Communication Between Business Capabilities
Inter-service communication is done via REST or asynchronous messaging.
REST Example from Order to Payment
@Autowired
private RestTemplate restTemplate;
public String callPaymentService() {
return restTemplate.postForObject("http://payment-service/payments", new Payment(), String.class);
}
Integration with Domain-Driven Design (DDD)
Decomposition by business capability is closely aligned with DDD's Bounded Context.
Bounded Context Example
ProductContext → product-service
CustomerContext → user-service
OrderContext → order-service
Each service is a self-contained model and is responsible for its own aggregates, entities, and repositories.
Database Design per Capability
Each microservice manages its own database.

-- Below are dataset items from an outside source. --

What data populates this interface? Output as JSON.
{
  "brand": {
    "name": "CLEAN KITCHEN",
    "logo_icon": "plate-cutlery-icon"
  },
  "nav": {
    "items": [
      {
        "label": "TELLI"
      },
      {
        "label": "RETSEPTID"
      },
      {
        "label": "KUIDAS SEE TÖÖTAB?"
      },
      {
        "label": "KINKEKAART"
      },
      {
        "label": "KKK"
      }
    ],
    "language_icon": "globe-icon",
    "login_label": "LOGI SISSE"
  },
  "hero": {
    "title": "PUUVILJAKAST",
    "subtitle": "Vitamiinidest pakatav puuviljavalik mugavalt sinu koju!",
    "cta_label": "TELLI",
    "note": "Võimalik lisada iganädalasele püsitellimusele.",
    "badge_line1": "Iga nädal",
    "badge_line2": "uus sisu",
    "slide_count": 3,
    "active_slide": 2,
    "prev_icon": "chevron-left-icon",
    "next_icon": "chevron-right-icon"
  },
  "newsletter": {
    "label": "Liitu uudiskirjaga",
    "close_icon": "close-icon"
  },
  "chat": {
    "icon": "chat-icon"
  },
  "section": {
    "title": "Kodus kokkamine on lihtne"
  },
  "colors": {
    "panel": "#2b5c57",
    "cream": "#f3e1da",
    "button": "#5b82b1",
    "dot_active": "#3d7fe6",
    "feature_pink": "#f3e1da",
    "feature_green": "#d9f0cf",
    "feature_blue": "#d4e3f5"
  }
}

This ensures −
Loose coupling
Independent schema evolution
Avoidance of shared database anti-pattern
Example
| Sr.No. | Service | Table |
|---|---|---|
| 1 | user-service | Users |
| 2 | product-service | products, categories |
| 3 | order-service | orders, order_items |
Challenges in This Pattern
| Sr.No. | Challenge | Description |
|---|---|---|
| 1 | Data consistency | No distributed transactions; must use eventual consistency |
| 2 | Cross-cutting concerns | Logging, auth, monitoring must be centralized |
| 3 | Service granularity confusion | Too fine-grained = overhead; too coarse = mini-monolith |
| 4 | Initial complexity | More moving parts to manage compared to monolith |
Real-World Examples
| Sr.No. | Company | Business Capability-based Microservices |
|---|---|---|
| 1 | Amazon | Order, Inventory, Delivery, Payment |
| 2 | Netflix | Playback, Recommendations, Membership |
| 3 | Uber | Ride Booking, Payments, Driver Management |
These companies structure services around business functions, not technical tiers.
Conclusion
Decomposition by Business Capability is one of the most effective strategies for structuring microservices. It helps design systems that are −
Modular and scalable
Aligned with business goals
Easy to manage and evolve
This pattern provides a strong foundation for team autonomy, agile development, and cloud-native deployment.